Yogacharya K. B. Sahasrabudhe
Quick Facts
Biography
Yogacharya Sahasrabudhe (1912 – 1996), was a yoga teacher and practitioner in his native India and the kingdom of Nepal.
Youth and education
Yogacharya Kashinath Balkrishna Sahasrabudhe was born on 12 December 1912 (12.12.12) in Adra (Bihar, India).
Yogacharya Sahasrabudhe was keenly interested in outdoor sports during his childhood and youth. He played Football (soccer) and was an expert practitioner of Mallakhamb (form of Indian gymnastics) and Surya Namaskara.
Sahasrabudhe Guruji (as he was called, along with his usual moniker yogacharya) got initial yoga inspiration from Nagpur-based Janardana Swami in 1953.
In 1959, he embarked on a formal yoga education from Swami Satyananda Saraswati at Munger, India. Yogacharya Sahasrabudhe was one of the very first disciples of Swami Satyananda Saraswati before Swamiji founded Bihar School of Yoga in 1964.
Successful culmination of yoga training resulted in Swami Satyananda Saraswati conferring, then very rare, title of Yogacharya on Sahasrabudhe guruji.
Career
He worked in Calcutta-based B.N. Railway as a Signal Inspector for 40 years.
Teacher
Yogacharya Sahasrabudhe relocated, along with his family, from central India to Thane, Maharashtra in middle part of the 1960s. Sahasrabudhe guruji started actively teaching yoga, in 1968, under the aegis of Thane-based Ghantali Mitra Mandal. During this time, Yogacharya Sahasrabudhe traveled to 40 cities in India (spanning multiple states) and even neighboring Nepal where he taught yoga to the King Birendra of Nepal and his wife Queen Aiswarya.

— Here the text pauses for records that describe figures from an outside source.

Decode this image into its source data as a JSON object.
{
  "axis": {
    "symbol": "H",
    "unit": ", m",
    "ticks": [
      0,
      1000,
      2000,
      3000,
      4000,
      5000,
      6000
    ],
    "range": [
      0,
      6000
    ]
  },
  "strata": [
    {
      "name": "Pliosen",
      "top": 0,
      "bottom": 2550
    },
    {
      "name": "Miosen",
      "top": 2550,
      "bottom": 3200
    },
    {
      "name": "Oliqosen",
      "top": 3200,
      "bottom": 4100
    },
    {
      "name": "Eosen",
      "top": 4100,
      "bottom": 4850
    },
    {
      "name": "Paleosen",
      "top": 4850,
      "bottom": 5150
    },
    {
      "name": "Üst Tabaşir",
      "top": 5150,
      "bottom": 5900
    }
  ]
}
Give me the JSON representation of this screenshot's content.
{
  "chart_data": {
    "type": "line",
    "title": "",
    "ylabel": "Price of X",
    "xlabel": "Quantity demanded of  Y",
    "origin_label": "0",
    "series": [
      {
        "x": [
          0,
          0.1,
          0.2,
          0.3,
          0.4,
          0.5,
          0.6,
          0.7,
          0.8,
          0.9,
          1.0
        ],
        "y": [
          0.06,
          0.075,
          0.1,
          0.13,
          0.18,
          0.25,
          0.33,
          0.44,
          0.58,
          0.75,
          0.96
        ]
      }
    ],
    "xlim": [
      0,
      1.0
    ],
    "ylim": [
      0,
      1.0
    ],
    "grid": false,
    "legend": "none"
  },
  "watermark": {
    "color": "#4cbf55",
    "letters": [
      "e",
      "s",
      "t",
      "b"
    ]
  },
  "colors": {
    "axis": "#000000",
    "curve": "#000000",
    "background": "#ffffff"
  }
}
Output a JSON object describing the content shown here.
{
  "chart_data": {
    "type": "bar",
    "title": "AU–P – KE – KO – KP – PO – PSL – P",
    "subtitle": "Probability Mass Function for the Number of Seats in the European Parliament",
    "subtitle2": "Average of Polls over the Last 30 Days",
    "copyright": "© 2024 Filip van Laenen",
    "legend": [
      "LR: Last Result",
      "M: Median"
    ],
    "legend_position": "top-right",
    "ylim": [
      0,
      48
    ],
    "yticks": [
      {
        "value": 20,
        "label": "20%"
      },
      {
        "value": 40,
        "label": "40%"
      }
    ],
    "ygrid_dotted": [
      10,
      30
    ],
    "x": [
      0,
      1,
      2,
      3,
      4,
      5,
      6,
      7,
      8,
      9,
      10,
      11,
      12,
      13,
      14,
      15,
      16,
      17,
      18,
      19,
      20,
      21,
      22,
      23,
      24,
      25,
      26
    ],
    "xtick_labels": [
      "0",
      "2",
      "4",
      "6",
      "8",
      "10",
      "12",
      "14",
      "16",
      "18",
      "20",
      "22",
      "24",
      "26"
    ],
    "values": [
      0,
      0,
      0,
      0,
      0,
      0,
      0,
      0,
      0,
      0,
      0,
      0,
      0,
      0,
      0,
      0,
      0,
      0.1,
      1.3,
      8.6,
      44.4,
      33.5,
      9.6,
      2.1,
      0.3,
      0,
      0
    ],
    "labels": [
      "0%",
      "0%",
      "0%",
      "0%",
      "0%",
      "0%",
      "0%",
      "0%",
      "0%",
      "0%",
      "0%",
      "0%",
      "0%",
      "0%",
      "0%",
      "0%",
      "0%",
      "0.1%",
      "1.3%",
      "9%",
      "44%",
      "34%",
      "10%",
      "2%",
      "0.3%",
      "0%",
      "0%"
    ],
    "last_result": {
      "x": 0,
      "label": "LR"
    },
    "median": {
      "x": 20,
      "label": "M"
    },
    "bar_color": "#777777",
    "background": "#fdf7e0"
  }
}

In the early 1980s, Sahasrabudhe guruji undertook whirlwind Yoga Prachar Dindi visiting close to 100 cities/towns across Maharashtra and training 5000+ men and women. Besides these training activities, Yogacharya Sahasrabudhe taught yoga to prison inmates and brought positive ideological transformation in these inmates.
Government of Mahrashtra conferred Kuvalayananda Puraskar in 1986 on Yogacharya Sahasrabudhe for his contributions in the field of yoga for over two decades. Besides this recognition, he was also appointed to the chair of Maharashtra State Yoga Council for a period of two years during the early 1980s.